Prep Time 20 minutes
Cook Time 15 minutes
Total Time 35 minutes
Servings: 4 servings
Course: Main Course
Cuisine: Italian

Ingredients
  

For the Pizza:
  • 16 oz pizza dough (homemade or store-bought)
  • 8 oz fresh spinach (divided)
  • 2 Tbsp butter
  • 2 Tbsp all-purpose flour
  • 3/4 cup milk
  • 1/4 tsp onion powder
  • Salt and freshly ground black pepper (to taste)
  • 1 clove garlic (minced)
  • 2 Tbsp extra virgin olive oil (divided)
  • 4 oz provolone cheese (1 cup, chopped deli slices)
  • 2 oz shredded mozzarella cheese (1/2 cup)
  • 2 oz finely shredded parmesan cheese (slightly packed 1/2 cup)
  • 6 - 8 canned artichoke hearts (drained well and quartered, do not use marinated)
  • Red pepper flakes (for serving, optional)

Equipment

  • Mixing Bowl
  • Whisk
  • Skillet
  • Pizza stone or baking sheet
  • Pizza Cutter

Method
 

Preparation Steps:
  1. Preheat your oven to 475°F (245°C).

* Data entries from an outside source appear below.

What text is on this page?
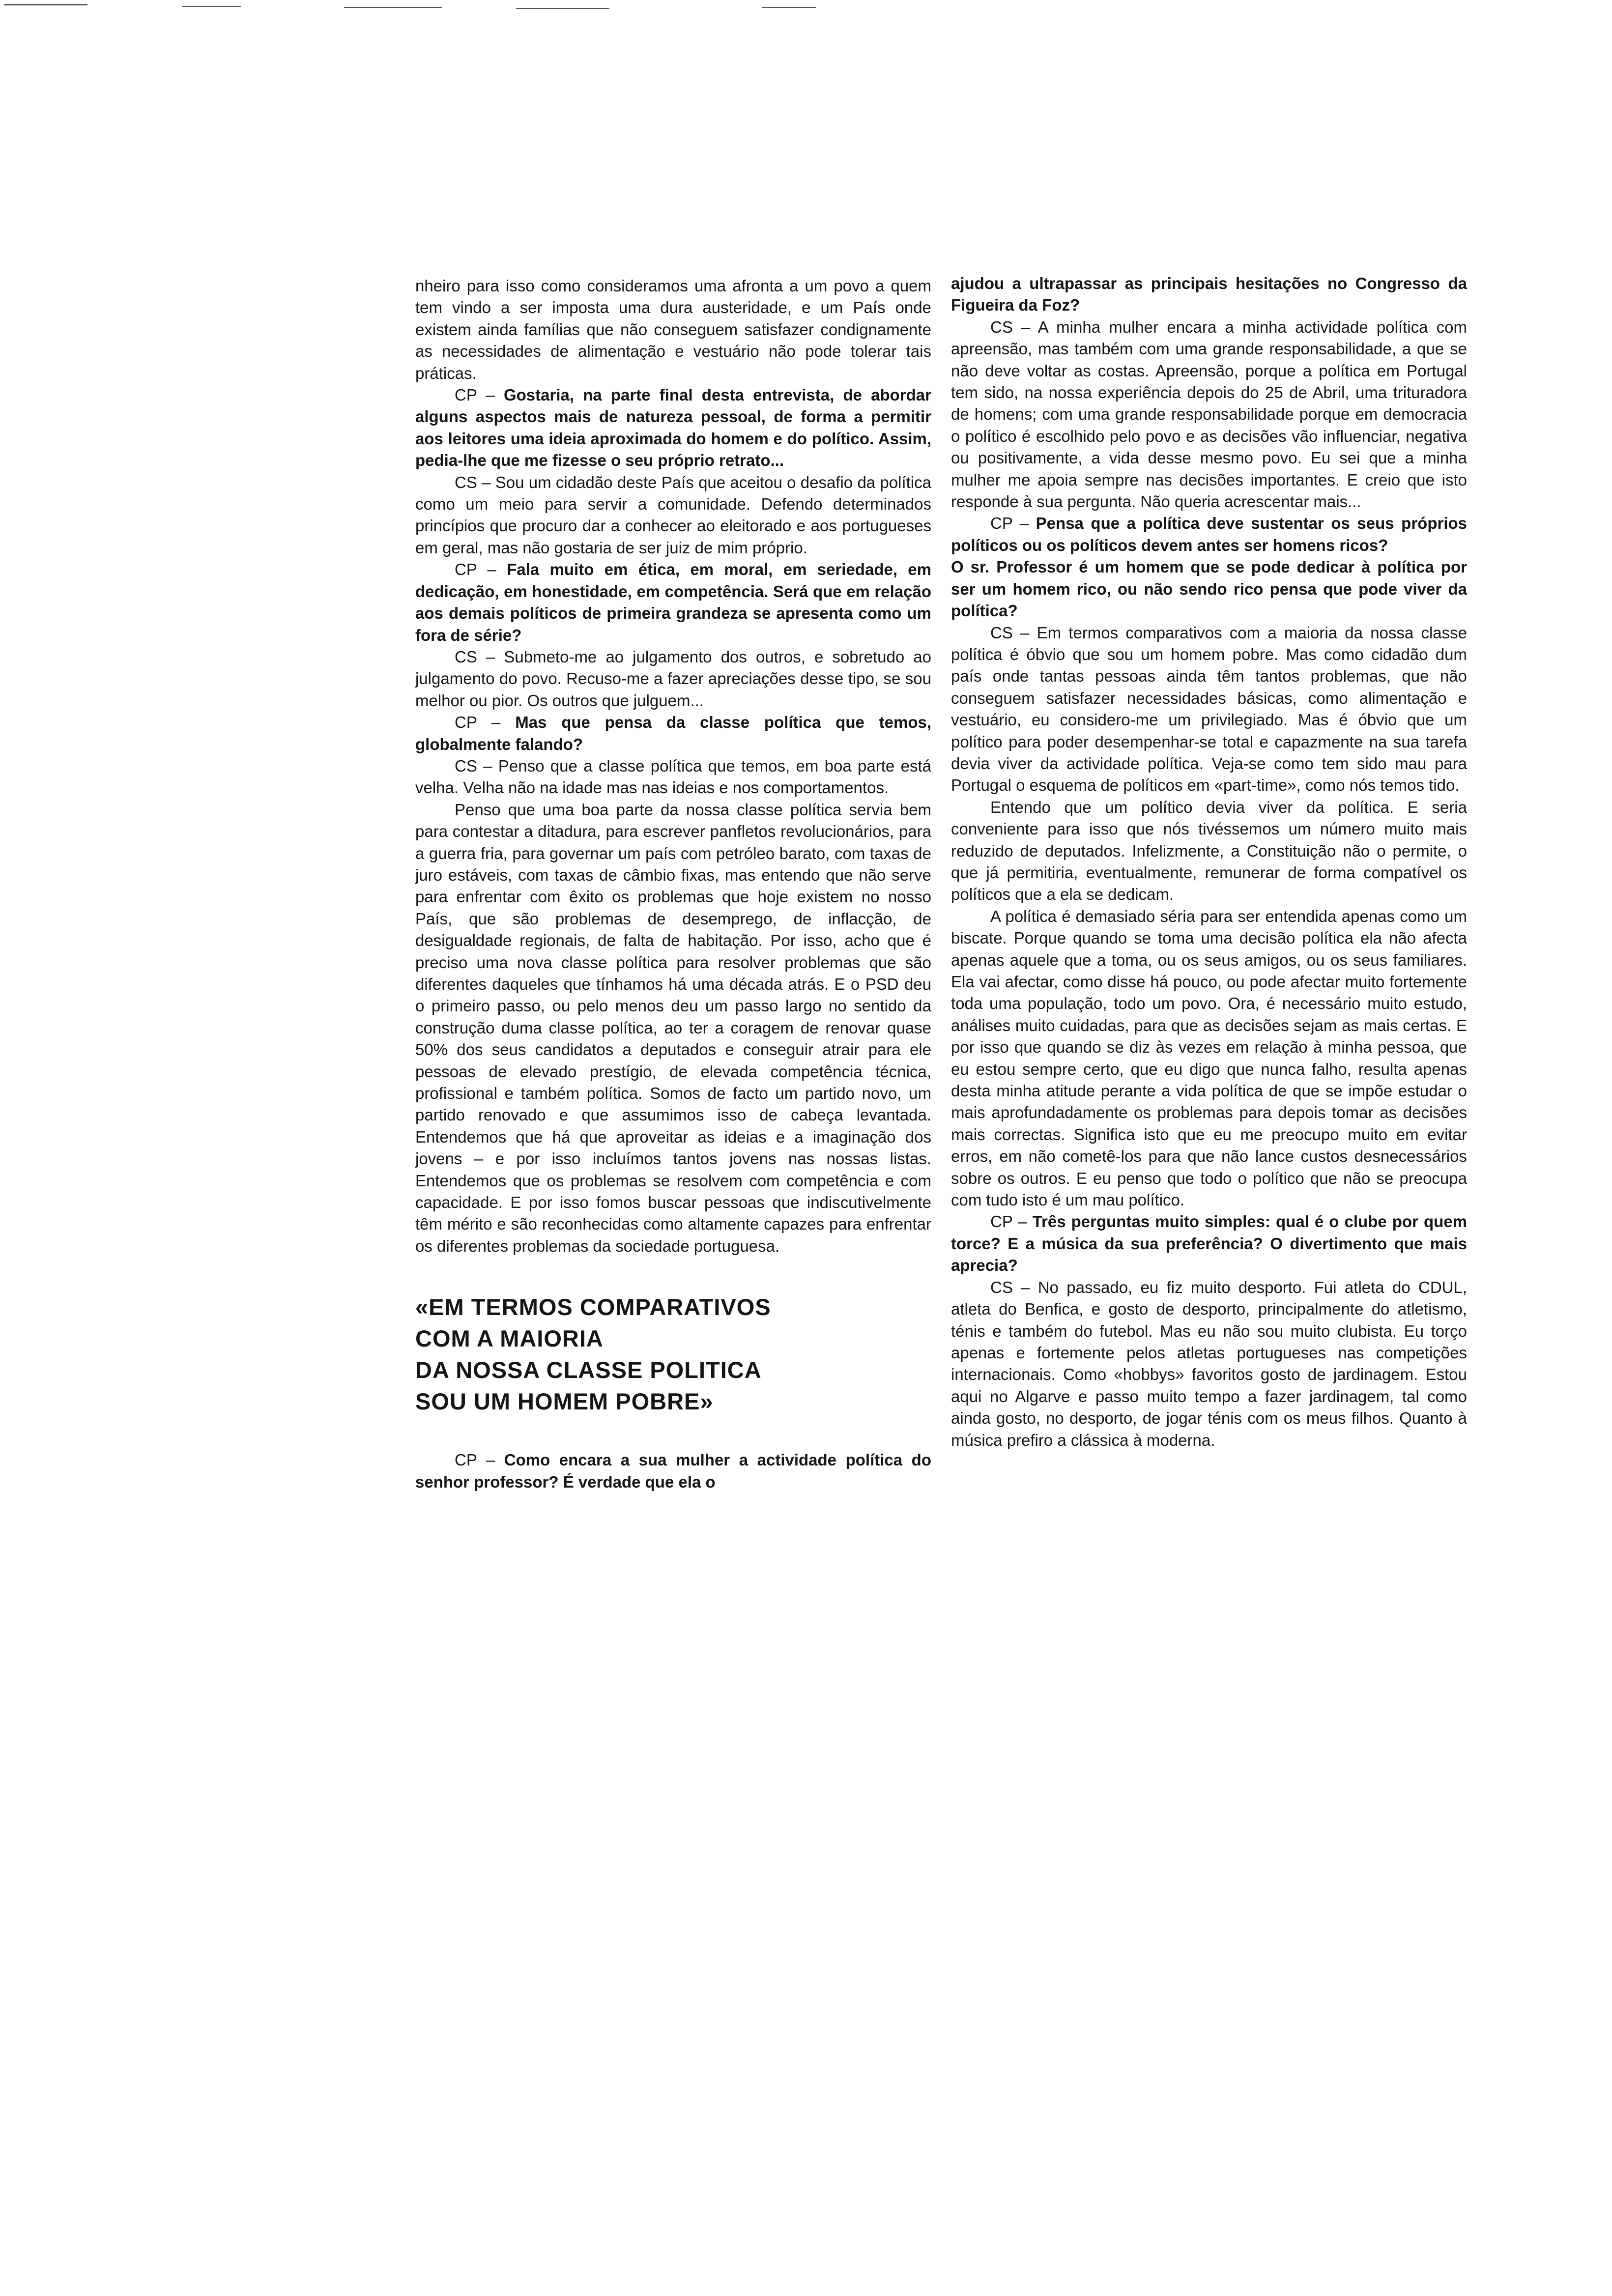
nheiro para isso como consideramos uma afronta a um povo a quem tem vindo a ser imposta uma dura austeridade, e um País onde existem ainda famílias que não conseguem satisfazer condignamente as necessidades de alimentação e vestuário não pode tolerar tais práticas.

CP – Gostaria, na parte final desta entrevista, de abordar alguns aspectos mais de natureza pessoal, de forma a permitir aos leitores uma ideia aproximada do homem e do político. Assim, pedia-lhe que me fizesse o seu próprio retrato...

CS – Sou um cidadão deste País que aceitou o desafio da política como um meio para servir a comunidade. Defendo determinados princípios que procuro dar a conhecer ao eleitorado e aos portugueses em geral, mas não gostaria de ser juiz de mim próprio.

CP – Fala muito em ética, em moral, em seriedade, em dedicação, em honestidade, em competência. Será que em relação aos demais políticos de primeira grandeza se apresenta como um fora de série?

CS – Submeto-me ao julgamento dos outros, e sobretudo ao julgamento do povo. Recuso-me a fazer apreciações desse tipo, se sou melhor ou pior. Os outros que julguem...

CP – Mas que pensa da classe política que temos, globalmente falando?

CS – Penso que a classe política que temos, em boa parte está velha. Velha não na idade mas nas ideias e nos comportamentos.

Penso que uma boa parte da nossa classe política servia bem para contestar a ditadura, para escrever panfletos revolucionários, para a guerra fria, para governar um país com petróleo barato, com taxas de juro estáveis, com taxas de câmbio fixas, mas entendo que não serve para enfrentar com êxito os problemas que hoje existem no nosso País, que são problemas de desemprego, de inflacção, de desigualdade regionais, de falta de habitação. Por isso, acho que é preciso uma nova classe política para resolver problemas que são diferentes daqueles que tínhamos há uma década atrás. E o PSD deu o primeiro passo, ou pelo menos deu um passo largo no sentido da construção duma classe política, ao ter a coragem de renovar quase 50% dos seus candidatos a deputados e conseguir atrair para ele pessoas de elevado prestígio, de elevada competência técnica, profissional e também política. Somos de facto um partido novo, um partido renovado e que assumimos isso de cabeça levantada. Entendemos que há que aproveitar as ideias e a imaginação dos jovens – e por isso incluímos tantos jovens nas nossas listas. Entendemos que os problemas se resolvem com competência e com capacidade. E por isso fomos buscar pessoas que indiscutivelmente têm mérito e são reconhecidas como altamente capazes para enfrentar os diferentes problemas da sociedade portuguesa.

«EM TERMOS COMPARATIVOS
COM A MAIORIA
DA NOSSA CLASSE POLITICA
SOU UM HOMEM POBRE»

CP – Como encara a sua mulher a actividade política do senhor professor? É verdade que ela o

ajudou a ultrapassar as principais hesitações no Congresso da Figueira da Foz?

CS – A minha mulher encara a minha actividade política com apreensão, mas também com uma grande responsabilidade, a que se não deve voltar as costas. Apreensão, porque a política em Portugal tem sido, na nossa experiência depois do 25 de Abril, uma trituradora de homens; com uma grande responsabilidade porque em democracia o político é escolhido pelo povo e as decisões vão influenciar, negativa ou positivamente, a vida desse mesmo povo. Eu sei que a minha mulher me apoia sempre nas decisões importantes. E creio que isto responde à sua pergunta. Não queria acrescentar mais...

CP – Pensa que a política deve sustentar os seus próprios políticos ou os políticos devem antes ser homens ricos?

O sr. Professor é um homem que se pode dedicar à política por ser um homem rico, ou não sendo rico pensa que pode viver da política?

CS – Em termos comparativos com a maioria da nossa classe política é óbvio que sou um homem pobre. Mas como cidadão dum país onde tantas pessoas ainda têm tantos problemas, que não conseguem satisfazer necessidades básicas, como alimentação e vestuário, eu considero-me um privilegiado. Mas é óbvio que um político para poder desempenhar-se total e capazmente na sua tarefa devia viver da actividade política. Veja-se como tem sido mau para Portugal o esquema de políticos em «part-time», como nós temos tido.

Entendo que um político devia viver da política. E seria conveniente para isso que nós tivéssemos um número muito mais reduzido de deputados. Infelizmente, a Constituição não o permite, o que já permitiria, eventualmente, remunerar de forma compatível os políticos que a ela se dedicam.

A política é demasiado séria para ser entendida apenas como um biscate. Porque quando se toma uma decisão política ela não afecta apenas aquele que a toma, ou os seus amigos, ou os seus familiares. Ela vai afectar, como disse há pouco, ou pode afectar muito fortemente toda uma população, todo um povo. Ora, é necessário muito estudo, análises muito cuidadas, para que as decisões sejam as mais certas. E por isso que quando se diz às vezes em relação à minha pessoa, que eu estou sempre certo, que eu digo que nunca falho, resulta apenas desta minha atitude perante a vida política de que se impõe estudar o mais aprofundadamente os problemas para depois tomar as decisões mais correctas. Significa isto que eu me preocupo muito em evitar erros, em não cometê-los para que não lance custos desnecessários sobre os outros. E eu penso que todo o político que não se preocupa com tudo isto é um mau político.

CP – Três perguntas muito simples: qual é o clube por quem torce? E a música da sua preferência? O divertimento que mais aprecia?

CS – No passado, eu fiz muito desporto. Fui atleta do CDUL, atleta do Benfica, e gosto de desporto, principalmente do atletismo, ténis e também do futebol. Mas eu não sou muito clubista. Eu torço apenas e fortemente pelos atletas portugueses nas competições internacionais. Como «hobbys» favoritos gosto de jardinagem. Estou aqui no Algarve e passo muito tempo a fazer jardinagem, tal como ainda gosto, no desporto, de jogar ténis com os meus filhos. Quanto à música prefiro a clássica à moderna.
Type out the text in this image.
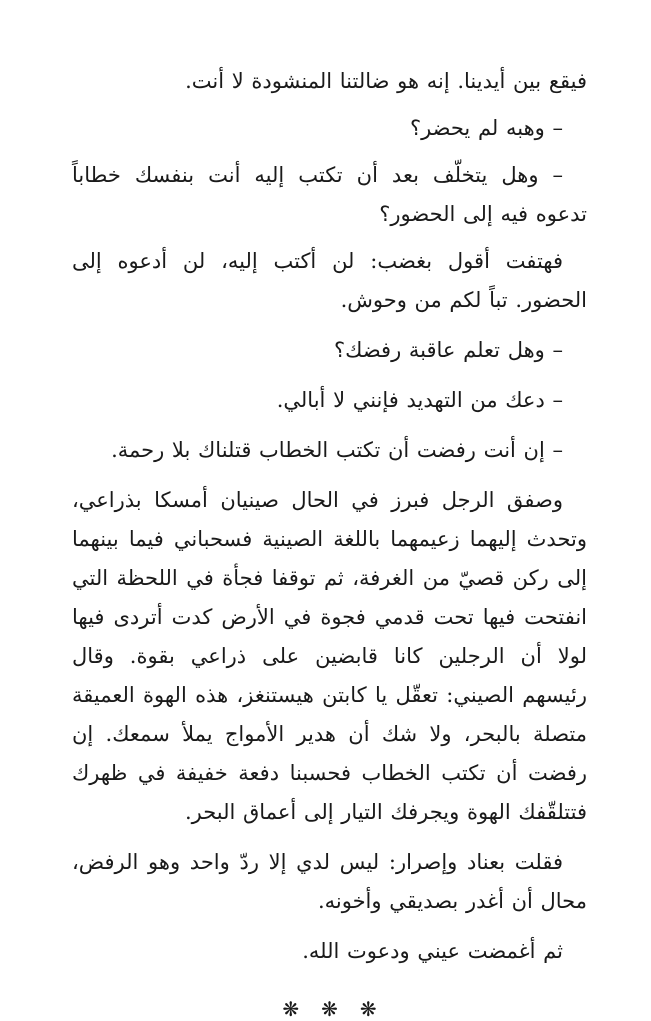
فيقع بين أيدينا. إنه هو ضالتنا المنشودة لا أنت.

– وهبه لم يحضر؟

– وهل يتخلّف بعد أن تكتب إليه أنت بنفسك خطاباً تدعوه فيه إلى الحضور؟

فهتفت أقول بغضب: لن أكتب إليه، لن أدعوه إلى الحضور. تباً لكم من وحوش.

– وهل تعلم عاقبة رفضك؟

– دعك من التهديد فإنني لا أبالي.

– إن أنت رفضت أن تكتب الخطاب قتلناك بلا رحمة.

وصفق الرجل فبرز في الحال صينيان أمسكا بذراعي، وتحدث إليهما زعيمهما باللغة الصينية فسحباني فيما بينهما إلى ركن قصيّ من الغرفة، ثم توقفا فجأة في اللحظة التي انفتحت فيها تحت قدمي فجوة في الأرض كدت أتردى فيها لولا أن الرجلين كانا قابضين على ذراعي بقوة. وقال رئيسهم الصيني: تعقّل يا كابتن هيستنغز، هذه الهوة العميقة متصلة بالبحر، ولا شك أن هدير الأمواج يملأ سمعك. إن رفضت أن تكتب الخطاب فحسبنا دفعة خفيفة في ظهرك فتتلقّفك الهوة ويجرفك التيار إلى أعماق البحر.

فقلت بعناد وإصرار: ليس لدي إلا ردّ واحد وهو الرفض، محال أن أغدر بصديقي وأخونه.

ثم أغمضت عيني ودعوت الله.

❋❋❋
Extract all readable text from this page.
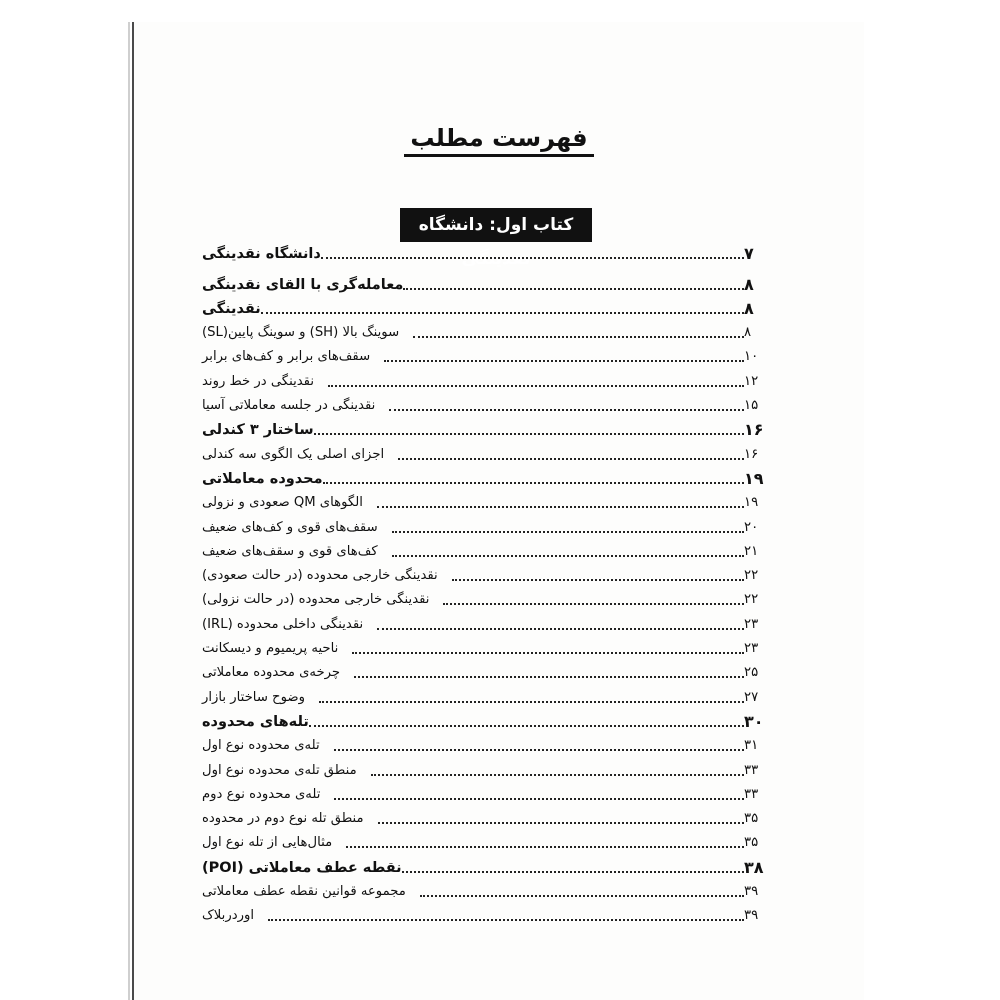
فهرست مطلب
کتاب اول: دانشگاه نقدینگی
دانشگاه نقدینگی	۷
معامله‌گری با القای نقدینگی	۸
نقدینگی	۸
سوینگ بالا (SH) و سوینگ پایین(SL)	۸
سقف‌های برابر و کف‌های برابر	۱۰
نقدینگی در خط روند	۱۲
نقدینگی در جلسه معاملاتی آسیا	۱۵
ساختار ۳ کندلی	۱۶
اجزای اصلی یک الگوی سه کندلی	۱۶
محدوده معاملاتی	۱۹
الگوهای QM صعودی و نزولی	۱۹
سقف‌های قوی و کف‌های ضعیف	۲۰
کف‌های قوی و سقف‌های ضعیف	۲۱
نقدینگی خارجی محدوده (در حالت صعودی)	۲۲
نقدینگی خارجی محدوده (در حالت نزولی)	۲۲
نقدینگی داخلی محدوده (IRL)	۲۳
ناحیه پریمیوم و دیسکانت	۲۳
چرخه‌ی محدوده معاملاتی	۲۵
وضوح ساختار بازار	۲۷
تله‌های محدوده	۳۰
تله‌ی محدوده نوع اول	۳۱
منطق تله‌ی محدوده نوع اول	۳۳
تله‌ی محدوده نوع دوم	۳۳
منطق تله نوع دوم در محدوده	۳۵
مثال‌هایی از تله نوع اول	۳۵
نقطه عطف معاملاتی (POI)	۳۸
مجموعه قوانین نقطه عطف معاملاتی	۳۹
اوردربلاک	۳۹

If you're using a pizza stone, place it in the oven while it heats up to ensure a crispy crust.
  2. In a large skillet, heat 1 tablespoon of olive oil over medium heat. Add half of the fresh spinach and sauté until wilted, about 2-3 minutes. Remove from heat and let it cool slightly. Repeat with the remaining spinach and set all the spinach aside.
  3. In the same skillet, melt 2 tablespoons of butter over medium heat. Once melted, sprinkle in the flour and whisk constantly for about 1 minute to create a roux. Gradually add the milk while whisking to avoid lumps. Continue to cook until the mixture thickens, about 3-5 minutes. Stir in the onion powder, minced garlic, and season with salt and pepper.
  4. Remove the skillet from the heat and fold in the sautéed spinach, provolone, mozzarella, and parmesan cheese. Finally, add the quartered artichoke hearts. Mix until everything is well combined and creamy.
  5. On a lightly floured surface, roll out the pizza dough to your desired thickness. If you prefer a thinner crust, aim for about 1/4 inch. If you like it thicker, keep it around 1/2 inch.
  6. Transfer the rolled-out dough to a pizza stone or baking sheet. Brush the remaining tablespoon of olive oil over the crust. Spread the creamy spinach and artichoke mixture evenly over the dough, leaving a small border around the edges.
  7. Place the pizza in the preheated oven and bake for 12-15 minutes, or until the crust is golden brown and the cheese is bubbly and slightly browned.
  8. Once baked, remove the pizza from the oven and let it cool for a minute. Slice it into wedges using a pizza cutter. Serve hot, with a sprinkle of red pepper flakes if you like a little heat!

Notes

  • Add chopped fresh herbs like basil or parsley for extra flavor.
  • Increase the cheese for a cheesier pizza.
  • Drain artichoke hearts well to prevent excess moisture.
  • Let pizza dough rest for better elasticity.